The Real Pace of Change, Economic Realities for Law Firms
First, if you look at data like the Altman Weil 2017 Survey of Chief Legal Officers, you will see something interesting. For the past five years, the budget allocations between in-house counsel, law firms and alternative service providers has remained relatively stable. If anything, the amount of budget allocated to alternative service providers has dropped a bit in the past couple of years. Change – most certainly. An accelerating pace of change? Reasonable minds can differ.
Second, if you look at most of the reports on law firm economic performance, the story they tell for this year is much the same as it has been for many years. Yes, there is increased stratification in the industry – the super rich law firms are growing profits faster than the rest of the market. This certainly reflects the continued distinction buyers are drawing between routine legal work and bespoke, complex work. It is also true that alternative providers continue to pull off portions of the market (an estimated $8.4 billion). But, at the same time, a large driver for increased profitability for law firms continues to be the old staple – increased billing rates. According to Peer Monitor, demand was relatively flat in 2017 while rates grew 3.1% – the best performance since 2014.

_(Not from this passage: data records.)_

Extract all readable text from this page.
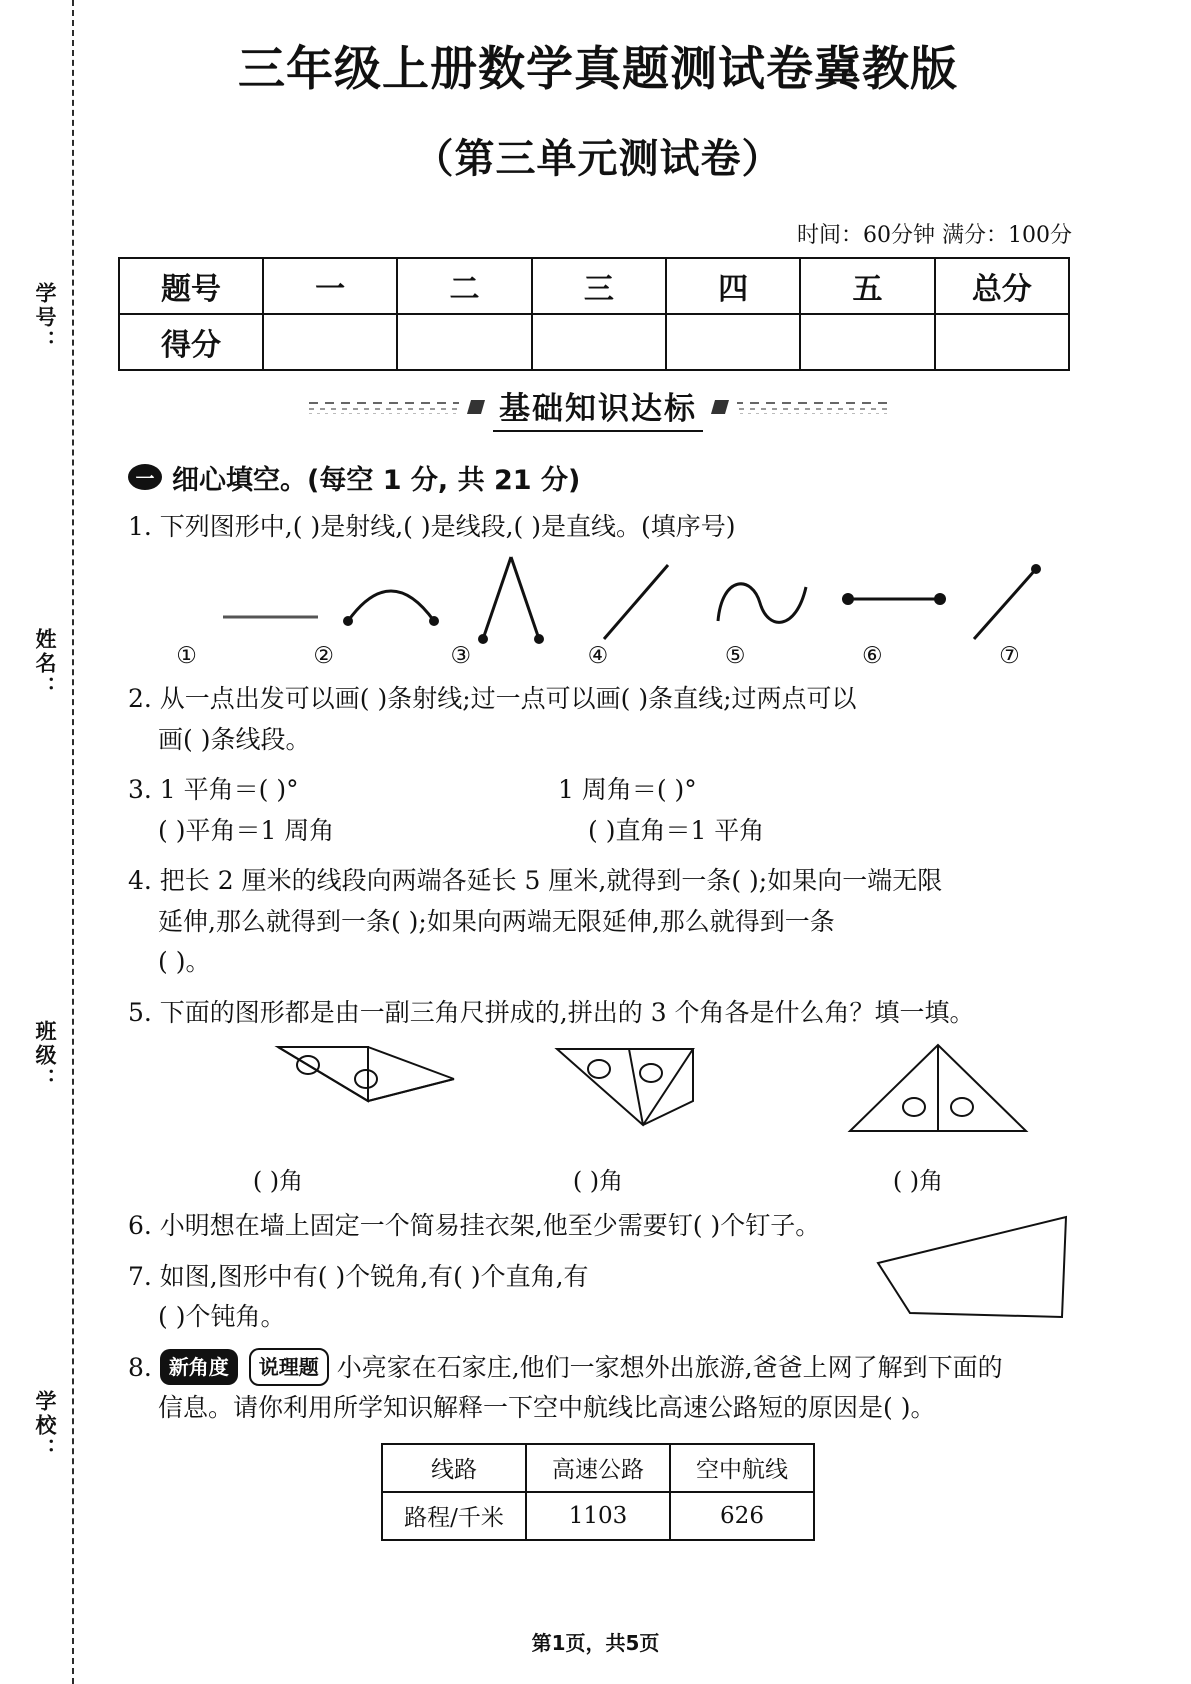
学号：
姓名：
班级：
学校：
三年级上册数学真题测试卷冀教版
（第三单元测试卷）
时间：60分钟 满分：100分
题号	一	二	三	四	五	总分
得分						
基础知识达标
一 细心填空。(每空 1 分, 共 21 分)
1. 下列图形中,( )是射线,( )是线段,( )是直线。(填序号)
①	②	③	④	⑤	⑥	⑦
2. 从一点出发可以画( )条射线;过一点可以画( )条直线;过两点可以
画( )条线段。
3. 1 平角＝( )°	1 周角＝( )°
( )平角＝1 周角	( )直角＝1 平角
4. 把长 2 厘米的线段向两端各延长 5 厘米,就得到一条( );如果向一端无限
延伸,那么就得到一条( );如果向两端无限延伸,那么就得到一条
( )。
5. 下面的图形都是由一副三角尺拼成的,拼出的 3 个角各是什么角？填一填。
( )角	( )角	( )角
6. 小明想在墙上固定一个简易挂衣架,他至少需要钉( )个钉子。
7. 如图,图形中有( )个锐角,有( )个直角,有
( )个钝角。
8. 新角度 说理题 小亮家在石家庄,他们一家想外出旅游,爸爸上网了解到下面的
信息。请你利用所学知识解释一下空中航线比高速公路短的原因是( )。
线路	高速公路	空中航线
路程/千米	1103	626
第1页，共5页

So, in an expanding business climate, we see a relatively flat market. One in which many firms – despite all the discussion about different models or change in the practice – continue to achieve growth largely through rate growth. If this is happening in the middle of one of the longest periods of business expansion in the country’s history, what happens when the U.S. business cycle turns from one of expansion to one of retraction?
In the last recession, we saw a dramatic change in buying habits of corporations. What leads us to believe that the next recession will not accelerate that change? Putting aside those top 20 firms, what will this mean for the rest of the legal industry? The industry coped with the last recession largely by cutting costs. Certainly, there has been some creep in spending and therefore there will be some opportunity to cut costs – but nowhere near the levels of 2008.

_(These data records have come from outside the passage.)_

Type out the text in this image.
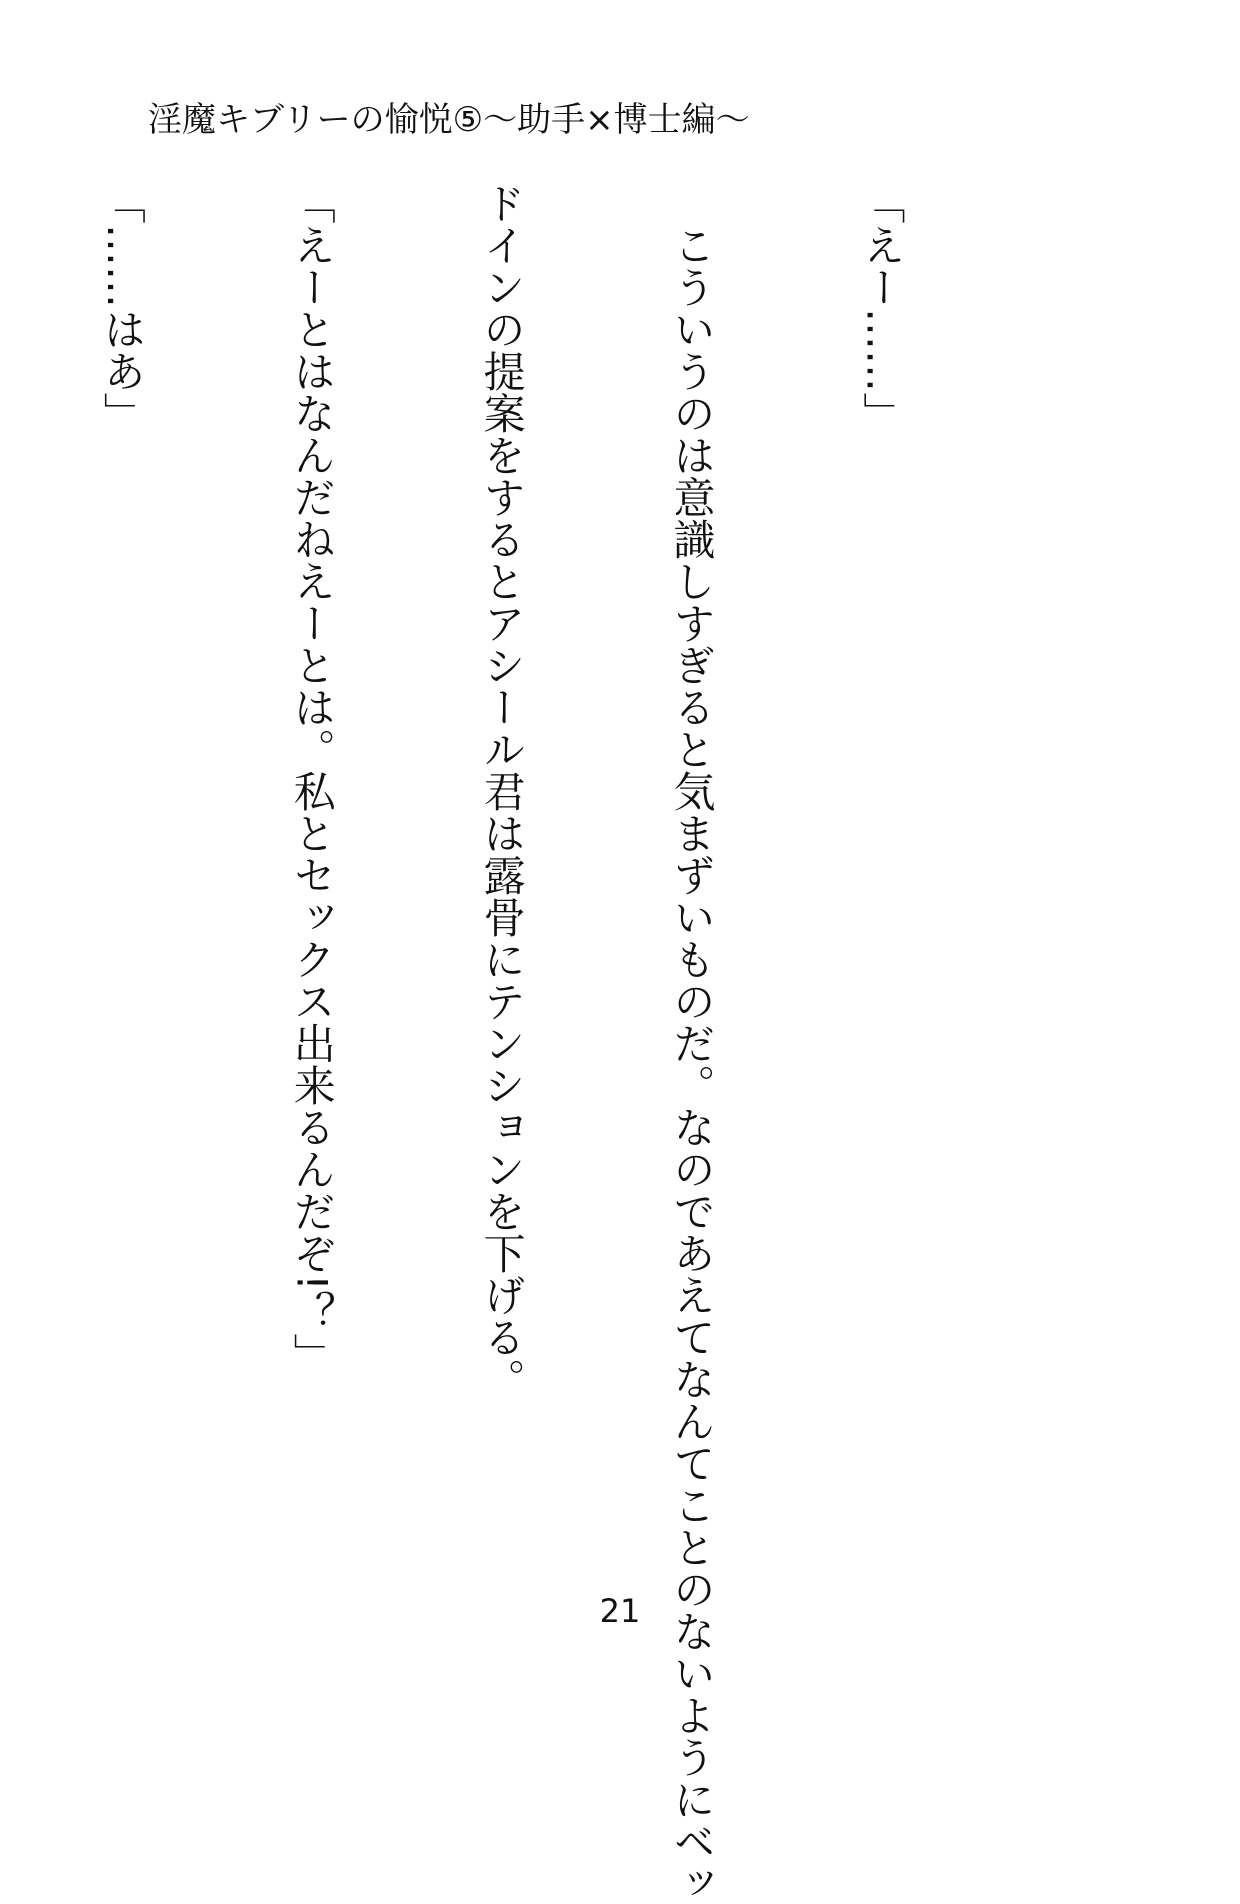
淫魔キブリーの愉悦⑤〜助手×博士編〜

「えー……」

　こういうのは意識しすぎると気まずいものだ。なのであえてなんてことのないようにベッ

ドインの提案をするとアシール君は露骨にテンションを下げる。

「えーとはなんだねえーとは。私とセックス出来るんだぞ!？」

「……はあ」

21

Firms that base their business model largely on increasing rates, however modestly, and thus growing profits, will be challenged to survive.
Navigating Next Bear Market Will Require More Than Talk
What about those firms that ‘get it’ – to use Georgetown’s terms? There has certainly been much talk about innovation over the past few years in the industry. One cannot turn around without bumping into a conference about disruption or change or the impact of technology on the legal industry. Hopping on the marketing bandwagon for innovation has been a big part of the industry over the past few years.
What I assume Georgetown means by ‘get it’ – certainly what I understand by the term – is not those firms that simply talk about change or chatter about finding a different way to compete. It is those firms that have learned to apply innovation to deliver superior client experiences. Buyers of legal services are too smart and have learned too much by working – even slightly – with alternative service providers or more nimble firms or technology companies. When the next downturn occurs, this change process will accelerate at a pace unlike any we have seen to date. Those firms that have learned to apply innovation will be better positioned to meet the buyers’ needs.
Applied innovation means doing the hard work to mesh people, process and technology – with a consistent eye on solutions for client problems. It is not difficult to buy or even build technology applications. It is far more difficult to maximize the value of that technology. To do so requires a deep understanding of the abilities of the people involved and the process that knits it together. “It’s easier and sexier to build a bad product than it is to advocate for systemic change,” wrote Nicole Bradick in “Technology Can’t Solve all of Our Problems,” (Medium, Feb. 15, 2018).
Applying innovation to drive different levels of client service is not easy and not for the faint of heart. Yet there is a window – certainly one can hope for a long one – for firms to use this period of business expansion to lay the grounds for success in meeting the challenges of the next downturn. Or perhaps we just hope that we never encounter another recession.